A PROSPECTIVE STUDY OF HONEY WITH SPECIAL REFERENCE TO ITS ANTIBACTERIAL ACTIVITY
Journal: International Journal of General Medicine and Pharmacy (IJGMP) (Vol.5, No. 5)Publication Date: 2016-09-14
Authors : G.NEERAJA RANI; BANDARU NARASINGA RAO; E. SUKUMAR; JYOTHI PADMAJA; A. K. MISRA;
Page : 63-70
Keywords : Honey; Antibacterial Activity; Well Diffusion; Pseudomonas aeruginosa; Escherichia Coli; Staphylococcus aureus;
Abstract
Background: Honey is a sweet food made by bees foraging nectar from flowers. The variety produced by honey bees by the genus Apis cerana indica is the one most commonly referred by most of the beekeepers and that honey is consumed by people in India. Many natural products like medicinal plants producing non-antibiotic drugs having antibacterial potentiality. Beside these products of some medicinal plants, the antibacterial activity of honey against many different life threatening bacteria has been reported. Materials & Methods: The antibacterial activity of Bharat multi floral pasteurised honey obtained from Bharat Unani Pharmacy (Bharat honey co), Hyderabad, Andhra Pradesh, India was tested and evaluated against the bacterial strains of Pseudomonas aeruginosa, Escherichia coli and Staphylococcus aureus by using agar-well diffusion method. Results: It was observed that zone of inhibition was indirectly proportional with the dilution of honey as the dilution was less, the zone of inhibition was more in all 3 organisms tested. P. aeruginosa, Esch.coli and S. aureus were the most sensitive to undiluted honey samples tested with an average zone of inhibition of 39.96, 30.1 and 28.2 mm respectively.
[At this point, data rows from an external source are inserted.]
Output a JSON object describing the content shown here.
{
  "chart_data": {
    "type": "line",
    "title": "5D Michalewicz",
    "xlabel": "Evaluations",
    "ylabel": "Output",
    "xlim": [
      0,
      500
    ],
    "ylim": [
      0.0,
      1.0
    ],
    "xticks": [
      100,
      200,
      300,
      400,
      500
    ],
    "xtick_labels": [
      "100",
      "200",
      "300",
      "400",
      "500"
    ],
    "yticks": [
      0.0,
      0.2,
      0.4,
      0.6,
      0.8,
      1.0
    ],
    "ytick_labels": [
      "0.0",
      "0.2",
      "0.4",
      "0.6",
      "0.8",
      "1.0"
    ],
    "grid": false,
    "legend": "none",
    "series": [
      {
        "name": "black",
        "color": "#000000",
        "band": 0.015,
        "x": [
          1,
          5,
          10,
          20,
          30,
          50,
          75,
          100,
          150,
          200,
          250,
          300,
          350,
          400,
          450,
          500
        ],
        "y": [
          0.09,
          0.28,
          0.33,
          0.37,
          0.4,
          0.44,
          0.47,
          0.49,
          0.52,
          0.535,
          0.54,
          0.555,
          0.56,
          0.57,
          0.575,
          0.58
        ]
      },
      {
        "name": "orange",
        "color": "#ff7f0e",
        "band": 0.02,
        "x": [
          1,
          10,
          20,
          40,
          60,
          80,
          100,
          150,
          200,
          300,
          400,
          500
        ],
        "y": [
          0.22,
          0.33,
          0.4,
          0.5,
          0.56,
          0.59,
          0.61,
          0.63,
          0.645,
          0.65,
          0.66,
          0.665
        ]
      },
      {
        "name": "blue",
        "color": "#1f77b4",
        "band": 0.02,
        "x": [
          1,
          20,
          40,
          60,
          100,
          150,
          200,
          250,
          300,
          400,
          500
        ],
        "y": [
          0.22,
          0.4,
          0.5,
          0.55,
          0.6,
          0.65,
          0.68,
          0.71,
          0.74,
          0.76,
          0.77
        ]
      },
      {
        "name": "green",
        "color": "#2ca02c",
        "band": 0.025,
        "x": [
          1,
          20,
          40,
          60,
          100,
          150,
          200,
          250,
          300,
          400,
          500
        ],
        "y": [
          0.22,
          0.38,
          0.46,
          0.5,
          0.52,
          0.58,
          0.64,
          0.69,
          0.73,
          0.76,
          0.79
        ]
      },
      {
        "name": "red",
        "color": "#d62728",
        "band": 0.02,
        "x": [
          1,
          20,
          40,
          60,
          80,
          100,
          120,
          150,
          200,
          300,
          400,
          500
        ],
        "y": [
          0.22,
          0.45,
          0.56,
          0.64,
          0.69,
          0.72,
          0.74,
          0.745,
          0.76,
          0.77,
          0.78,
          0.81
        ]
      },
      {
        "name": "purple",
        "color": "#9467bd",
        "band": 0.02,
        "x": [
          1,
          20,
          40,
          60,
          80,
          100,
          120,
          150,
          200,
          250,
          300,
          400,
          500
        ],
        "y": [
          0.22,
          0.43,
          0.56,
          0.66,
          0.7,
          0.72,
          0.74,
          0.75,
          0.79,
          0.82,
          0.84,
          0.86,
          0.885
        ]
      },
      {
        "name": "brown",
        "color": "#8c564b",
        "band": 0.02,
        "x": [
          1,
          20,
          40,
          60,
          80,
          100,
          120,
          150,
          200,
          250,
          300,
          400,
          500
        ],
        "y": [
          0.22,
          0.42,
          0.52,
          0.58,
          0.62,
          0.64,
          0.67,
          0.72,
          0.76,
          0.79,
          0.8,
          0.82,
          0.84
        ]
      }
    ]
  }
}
Conclusions: The exact explanation for the antibacterial activity of honey is not known, but it is clear that the higher the concentration of honey the greater its usefulness as an antibacterial agent. Well documented clinical trials and researches are going on honey and nanotechnology which may provide promising results on therapeutic use of honey in the future.